Auch der Umgang mit dem ehemaligen Sportpferd war heikel; er ließ sich nur schwer führen und stieg. Über eine Internet-Verkaufsanzeige waren die Möhrchengeber auf Fritzi aufmerksam geworden. Die Familie hatte schon monatelang verzweifelt nach neuen Besitzern gesucht, auch weil er in dem Stall nicht mehr bleiben konnte.

"Wir nahmen Fritzi als Notfall auf", sagt Kerstin Babel. "Als er zu uns kam, lahmte er, hatte ein Eisen verloren, war am ganzen Körper verspannt und hatte Übergewicht." Das Blutbild ergab keinen Befund, eine Zahnfistel wurde behandelt, zusätzlich wurde er zweimal wöchentlich physiotherapeutisch therapiert, um seine Verspannungen zu lösen.
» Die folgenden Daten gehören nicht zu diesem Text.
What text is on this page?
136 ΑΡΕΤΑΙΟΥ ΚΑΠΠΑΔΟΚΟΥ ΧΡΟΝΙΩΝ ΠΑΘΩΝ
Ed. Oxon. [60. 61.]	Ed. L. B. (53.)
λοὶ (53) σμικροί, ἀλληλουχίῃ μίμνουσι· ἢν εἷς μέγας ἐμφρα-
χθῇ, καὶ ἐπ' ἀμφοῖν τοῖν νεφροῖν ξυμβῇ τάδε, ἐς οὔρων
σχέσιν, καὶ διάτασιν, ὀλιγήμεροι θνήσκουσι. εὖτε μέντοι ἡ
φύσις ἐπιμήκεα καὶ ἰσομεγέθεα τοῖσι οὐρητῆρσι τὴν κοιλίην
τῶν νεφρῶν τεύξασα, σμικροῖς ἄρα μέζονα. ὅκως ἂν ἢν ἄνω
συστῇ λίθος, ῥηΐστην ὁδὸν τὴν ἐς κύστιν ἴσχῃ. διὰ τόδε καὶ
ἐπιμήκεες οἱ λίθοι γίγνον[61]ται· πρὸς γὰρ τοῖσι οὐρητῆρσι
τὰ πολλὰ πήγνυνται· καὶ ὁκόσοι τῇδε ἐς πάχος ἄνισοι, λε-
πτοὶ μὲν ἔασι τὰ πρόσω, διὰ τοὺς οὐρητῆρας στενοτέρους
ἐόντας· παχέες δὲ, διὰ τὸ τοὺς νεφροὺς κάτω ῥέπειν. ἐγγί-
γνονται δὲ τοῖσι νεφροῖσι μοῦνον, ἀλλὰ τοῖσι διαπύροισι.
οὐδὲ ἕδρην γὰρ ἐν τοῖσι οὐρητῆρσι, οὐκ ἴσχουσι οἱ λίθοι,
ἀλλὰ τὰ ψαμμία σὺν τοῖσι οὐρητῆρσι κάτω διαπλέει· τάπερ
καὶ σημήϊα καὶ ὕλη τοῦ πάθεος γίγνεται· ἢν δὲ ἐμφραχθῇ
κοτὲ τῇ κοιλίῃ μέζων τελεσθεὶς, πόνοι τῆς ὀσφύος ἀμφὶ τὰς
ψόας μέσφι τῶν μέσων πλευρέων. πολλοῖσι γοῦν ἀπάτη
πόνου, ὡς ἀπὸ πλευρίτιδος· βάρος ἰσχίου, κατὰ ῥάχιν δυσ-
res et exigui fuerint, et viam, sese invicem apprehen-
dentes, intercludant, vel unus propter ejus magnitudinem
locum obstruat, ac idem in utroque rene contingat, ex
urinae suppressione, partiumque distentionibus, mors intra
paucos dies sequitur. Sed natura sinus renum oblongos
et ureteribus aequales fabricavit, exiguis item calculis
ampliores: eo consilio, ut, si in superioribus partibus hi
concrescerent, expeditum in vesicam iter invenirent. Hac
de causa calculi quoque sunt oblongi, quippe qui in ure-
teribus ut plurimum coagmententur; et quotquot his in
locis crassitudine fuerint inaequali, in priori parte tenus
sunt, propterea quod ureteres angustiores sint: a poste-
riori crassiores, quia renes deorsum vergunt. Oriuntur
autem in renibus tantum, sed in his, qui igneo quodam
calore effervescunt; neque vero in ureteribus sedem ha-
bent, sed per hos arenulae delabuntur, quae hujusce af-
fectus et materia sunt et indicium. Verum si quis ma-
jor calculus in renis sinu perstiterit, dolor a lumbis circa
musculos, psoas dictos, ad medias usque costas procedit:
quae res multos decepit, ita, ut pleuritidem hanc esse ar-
Im Handling gab es schon bald erste Erfolge: Fritzi versuchte sich nur noch selten zu entziehen, er entspannte sich allmählich und auch die großen, etwas glubschigen Augen schauten wieder ruhiger in die Welt. Größtes Problem blieben allerdings seine Hufe, die immer wieder warm waren und pulsierten.
"Die Röntgenbilder ergaben, dass Fritzi kaum Strahlpolster hat und einen negativen palmaren Winkel, das Gewicht also zu sehr auf dem hinteren Hufbereich lag", sagt Kerstin Babel. Ein spezialisierter Tierarzt bestätigte das Problem: Die zu flache Stellung des Hufbeins könne die Ursache des mittlerweile ausgeheilten Fesselträgerschadens und der Verspannungen sein.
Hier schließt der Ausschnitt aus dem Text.